単行本

岸本さんもしくは兄さん的なもの

岸本佐知子著『なんらかの事情』

 あの醤油や餃子のタレのパックに書かれている、「こちら側のどこからでも切れます」みたいなものを、「岸本さん」あるいは「兄さん」と呼んでいる。「兄さん」というのはわたしが勝手に、岸本さんのことをそう呼んでいるからである。心の中で。この手のパックをみかけるたびに、ああ、兄さんは元気かなあと考える。そんなことを考えられても困るだろうが。
 この「岸本さんもしくは兄さん的なもの」は、まちなかにひそかにしかし大量に隠れており、実際のところ世界の大半はこの「岸本さんもしくは兄さん的なもの」からできている。それは一体どんなものかというと、『ねにもつタイプ』や本書『なんらかの事情』を読んだ人にはたやすくわかるものなのだが、一口には言いにくい。「こちら側ってどちら側よ」とか「どこからでもって本当だろうな」と、こちらの気持ちをむやみと動かしてくるもの、というのともちょっと違って、どうもうまく説明できない。
 岸本さんは素敵生活を送るエッセイスト(講談社エッセイ賞だってとっている)であると同時に、ひきこもり気味の翻訳者でもあり、いっつもシャツの襟が折れている兄さんでもある。
 何かのトークで聞いたのだが、翻訳という仕事では、書かれていることを訳すのは当然、書かれていないものまでもきちんと訳さなければならないらしい。そこに「犬」と書かれていたら、訳文に犬が出てくるのは当然として、その犬が白いか黒いかまでを考えなければならないという。原文に色が明示的に書かれていなくとも、そこまで読み取り、書かれていない犬の色が翻訳に反映されなければプロとは言えない。
「でも実際、小説家の人ってそこまで考えて書いてますか」と兄さんは聞き、
「いえ、考えていません」とトーク相手の小説家は答えていた。
 まあ、設定好きの人も中にはいるかも知れないのだが、ふつうに考えて無理である。小説に顔を出した犬の色まで全て決めなければいけないのなら、その飼い主の名前や生活、住所や町の名前や職業、上司のクセなんかも決めていかねばならないだろう。

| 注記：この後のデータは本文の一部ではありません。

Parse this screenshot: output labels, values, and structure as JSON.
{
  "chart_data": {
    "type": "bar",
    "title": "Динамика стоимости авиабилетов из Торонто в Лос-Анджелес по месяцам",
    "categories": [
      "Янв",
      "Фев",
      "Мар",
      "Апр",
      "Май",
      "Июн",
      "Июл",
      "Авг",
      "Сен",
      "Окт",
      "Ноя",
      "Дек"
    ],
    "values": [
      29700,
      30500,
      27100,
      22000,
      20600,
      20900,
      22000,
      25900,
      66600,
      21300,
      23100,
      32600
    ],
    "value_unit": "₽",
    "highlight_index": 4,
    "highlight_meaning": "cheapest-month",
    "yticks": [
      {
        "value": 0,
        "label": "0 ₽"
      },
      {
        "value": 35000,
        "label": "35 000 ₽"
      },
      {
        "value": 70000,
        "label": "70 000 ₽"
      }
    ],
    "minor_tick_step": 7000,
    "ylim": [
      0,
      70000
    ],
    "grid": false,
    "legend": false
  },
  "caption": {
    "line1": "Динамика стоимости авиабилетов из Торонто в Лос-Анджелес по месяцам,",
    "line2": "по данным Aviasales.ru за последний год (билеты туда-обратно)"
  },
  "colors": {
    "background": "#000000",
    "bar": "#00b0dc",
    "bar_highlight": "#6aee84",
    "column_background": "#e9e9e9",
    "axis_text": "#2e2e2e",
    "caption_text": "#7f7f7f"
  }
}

そんなことをしていては筆が全く進まない。
 他方で小説家というのは色んなずるい手を使うのであり、たとえば「ここに男が一人いる」と書いたとして、その男には手が三本あったとか脚は百本あったというくらいのことは裏で平気で考えている。それを平然と受け止めて裏を読み「もし脚が百本あったとして、その脚の色は何色だろう」と考えるのが翻訳者であるらしい。当然ながらそんな滅茶苦茶な設定の中で脚の色など決めようがない。書いた側でも九十本目は菫色で、九十一本目は黄緑色とかノートをつけているはずはないのだ。
「そうなの」と兄さんは聞きそうである。脚の色が決まっていないというのは一体誰が決めたのか。たとえその小説家本人が、色なんて決めてませんよと言ったところでどれほど信用できるものなのか。
 点を番号順に結んでいくと、一筆書きの絵になる遊びがあるが、点を折れ線でガキガキ結んでいく奴は下手くそである。番号と番号の連なりを見抜き、滑らかに線を引くのが賢明なのだが、小説や現実というのは点結びより明らかに複雑であり、点や単語や風景の間に奇妙なものをそれは大量に仕込んでいる。
 岸本さんのエッセイを読むと、こんな光景が浮かぶ。砂場に転がる小石の間を、少年が木の枝で線を引いて結んでいる。途中、枝の先が砂中の何かにぶつかる。少年は無造作に棒を押し込み、砂場にどくどくと緑色の液体が溢れだす。
「どうしてそうなる」
 とわたしは声をかけるのだが、少年はきょとんとした顔を向けるだけである。そうして一心に棒を押し込む作業へ戻る。